Mike Olszewski, president of the Siegel & Shuster Society, said the show is another opportunity to talk about Superman's Cleveland roots.
"Superman was created in Cleveland by two teenagers. Their names are Jerry Siegel and Joe Shuster," Olszewski said.
Siegel's childhood home, at 10622 Kimberly Avenue, isn't hard to miss. A large "s" sits on the fence line along with a plaque explaining how it all began.
Siegel was a gifted writer. Shuster was a talented artist. The two teamed up in the early 1930s.
"They went to Glenville High School and they had this idea- somehow they knew that this was going to be a big sensation," Olszewski said. "As soon as it got published they were proven right."
The Cleveland Public Library is one place you'll find photographs and artifacts honoring Siegel and Shuster. They sit in the comic book section of the library.
"We think that an entire industry was born in the minds of two teenagers, a billion-dollar industry, in a bedroom in Glenville," Olszewski said.
Olszewski said comic book writer and author Brad Meltzer best summed up Superman's success over the decades.
"(He said) we all want to be Clark Kent or a lot of us want to be Clark Kent," Olszewski recalled. "We have this gentle demeanor on the outside, but inside we know that we can fight for truth, justice and the American way."
Scott Smith is another person who's excited about the return of Wizard World Comic Con.
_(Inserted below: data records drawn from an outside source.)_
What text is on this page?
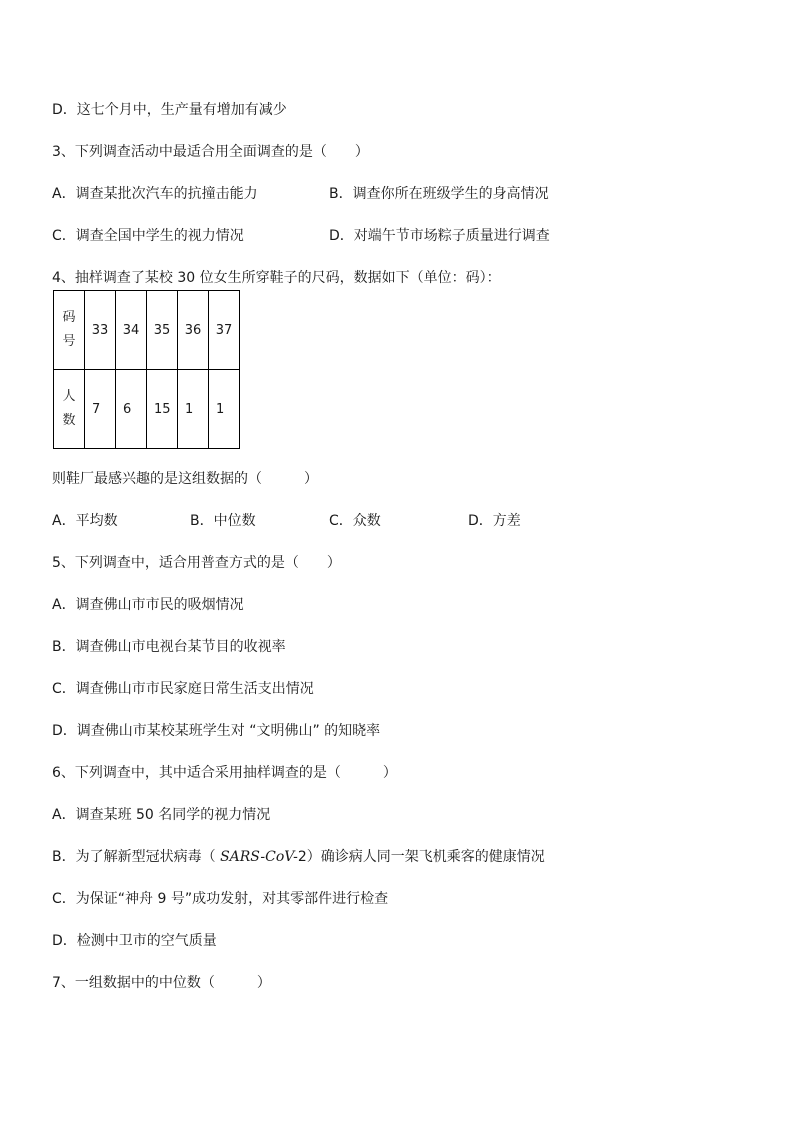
D．这七个月中，生产量有增加有减少
3、下列调查活动中最适合用全面调查的是（　　）
A．调查某批次汽车的抗撞击能力	B．调查你所在班级学生的身高情况
C．调查全国中学生的视力情况	D．对端午节市场粽子质量进行调查
4、抽样调查了某校 30 位女生所穿鞋子的尺码，数据如下（单位：码）：
码
号	33	34	35	36	37

人
数	7	6	15	1	1
则鞋厂最感兴趣的是这组数据的（　　　）
A．平均数	B．中位数	C．众数	D．方差
5、下列调查中，适合用普查方式的是（　　）
A．调查佛山市市民的吸烟情况
B．调查佛山市电视台某节目的收视率
C．调查佛山市市民家庭日常生活支出情况
D．调查佛山市某校某班学生对 “文明佛山” 的知晓率
6、下列调查中，其中适合采用抽样调查的是（　　　）
A．调查某班 50 名同学的视力情况
B．为了解新型冠状病毒（ SARS-CoV-2）确诊病人同一架飞机乘客的健康情况
C．为保证“神舟 9 号”成功发射，对其零部件进行检查
D．检测中卫市的空气质量
7、一组数据中的中位数（　　　）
You'll often find him in a Superman costume as one of the co-founders of the organization Super Heroes to Kids in Ohio.
"I've loved Superman since I was a kid," Smith said. "We go visit kids that are battling that tough fight. Unfortunately, some of these kids are battling cancer and other extreme illnesses. What we do is go there (hospitals) and cheer their spirits up. We have Batman, Ironman, Hulk, Thor and Spiderman. You name it we got it pretty much- every character out there."